A Moment of New Leadership in the International Association of Fire Fighters

The 320,000 members of the International Association of Fire Fighters have begun voting for a new president. In Mahlon Mitchell, they have a chance to elect a 2016 DNC delegate for Bernie Sanders from Wisconsin who fought back against former governor Scott Walker’s vicious union-busting.

Mahlon Mitchell in 2012 during his bid to unseat Rebecca Kleefisch as Wisconsin lieutenant governor. (Marc Tasman / Wikimedia Commons)


A rare contested race for the International Association of Fire Fighters (IAFF) presidency has given its members a choice between a union traditionalist from Boston and a progressive activist who backed massive labor protests against Wisconsin governor Scott Walker a decade ago, then joined electoral efforts to oust the anti-union Republican.

In mail balloting already underway, local union delegates are casting votes on behalf of 320,000 IAFF members throughout the United States and Canada.
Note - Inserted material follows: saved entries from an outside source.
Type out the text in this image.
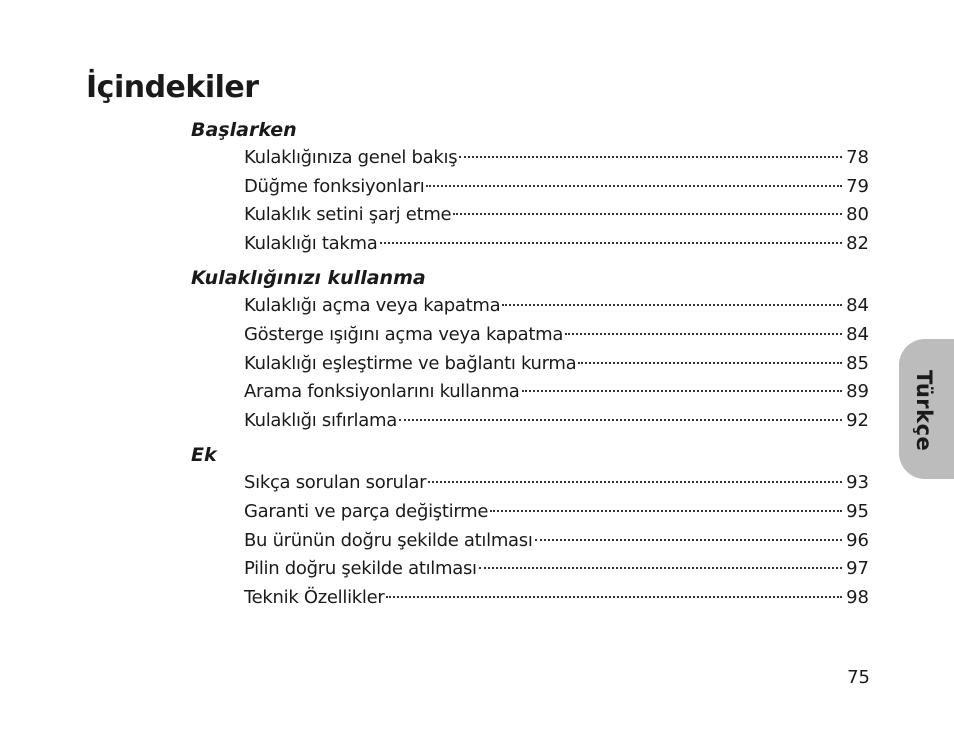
İçindekiler
Başlarken
Kulaklığınıza genel bakış	78
Düğme fonksiyonları	79
Kulaklık setini şarj etme	80
Kulaklığı takma	82
Kulaklığınızı kullanma
Kulaklığı açma veya kapatma	84
Gösterge ışığını açma veya kapatma	84
Kulaklığı eşleştirme ve bağlantı kurma	85
Arama fonksiyonlarını kullanma	89
Kulaklığı sıfırlama	92
Ek
Sıkça sorulan sorular	93
Garanti ve parça değiştirme	95
Bu ürünün doğru şekilde atılması	96
Pilin doğru şekilde atılması	97
Teknik Özellikler	98
Türkçe
75
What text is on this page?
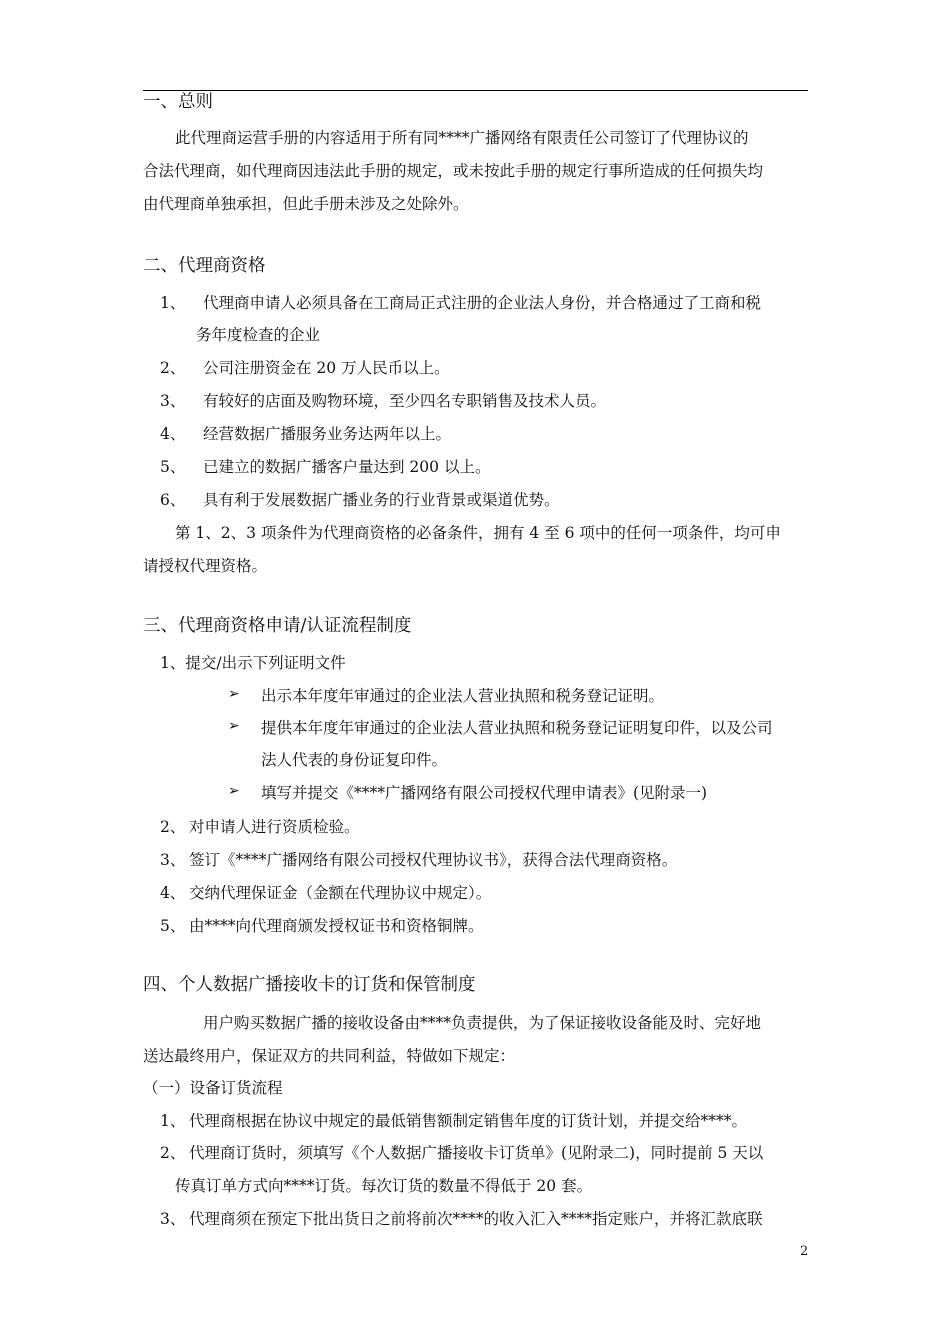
一、总则
此代理商运营手册的内容适用于所有同****广播网络有限责任公司签订了代理协议的
合法代理商，如代理商因违法此手册的规定，或未按此手册的规定行事所造成的任何损失均
由代理商单独承担，但此手册未涉及之处除外。
二、代理商资格
1、 代理商申请人必须具备在工商局正式注册的企业法人身份，并合格通过了工商和税
务年度检查的企业
2、 公司注册资金在 20 万人民币以上。
3、 有较好的店面及购物环境，至少四名专职销售及技术人员。
4、 经营数据广播服务业务达两年以上。
5、 已建立的数据广播客户量达到 200 以上。
6、 具有利于发展数据广播业务的行业背景或渠道优势。
第 1、2、3 项条件为代理商资格的必备条件，拥有 4 至 6 项中的任何一项条件，均可申
请授权代理资格。
三、代理商资格申请/认证流程制度
1、提交/出示下列证明文件
➢ 出示本年度年审通过的企业法人营业执照和税务登记证明。
➢ 提供本年度年审通过的企业法人营业执照和税务登记证明复印件，以及公司
法人代表的身份证复印件。
➢ 填写并提交《****广播网络有限公司授权代理申请表》(见附录一)
2、 对申请人进行资质检验。
3、 签订《****广播网络有限公司授权代理协议书》，获得合法代理商资格。
4、 交纳代理保证金（金额在代理协议中规定）。
5、 由****向代理商颁发授权证书和资格铜牌。
四、个人数据广播接收卡的订货和保管制度
用户购买数据广播的接收设备由****负责提供，为了保证接收设备能及时、完好地
送达最终用户，保证双方的共同利益，特做如下规定：
（一）设备订货流程
1、 代理商根据在协议中规定的最低销售额制定销售年度的订货计划，并提交给****。
2、 代理商订货时，须填写《个人数据广播接收卡订货单》(见附录二)，同时提前 5 天以
传真订单方式向****订货。每次订货的数量不得低于 20 套。
3、 代理商须在预定下批出货日之前将前次****的收入汇入****指定账户，并将汇款底联
2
They are choosing a replacement for seventy-five-year-old Harold Schaitberger, a full-time union official for more than four decades and a longtime mover and shaker in national Democratic Party circles, who announced his retirement last fall. Vying to succeed him are IAFF secretary-treasurer Edward Kelly, a forty-seven-year-old Air Force veteran and former leader of the union’s Massachusetts branch, and Mahlon Mitchell, a forty-three-year-old from Madison, Wisconsin, who heads the Professional Fire Fighters of Wisconsin.

Both challengers are energetic, ambitious, and young — by US labor leader standards, anyway. But Kelly more strongly reflects the insular “old school” culture of this public-sector craft union, while Mitchell, a 2016 Democratic National Convention delegate for Bernie Sanders, has favored firefighter alliances with other public workers facing budget cuts or loss of their workplace rights.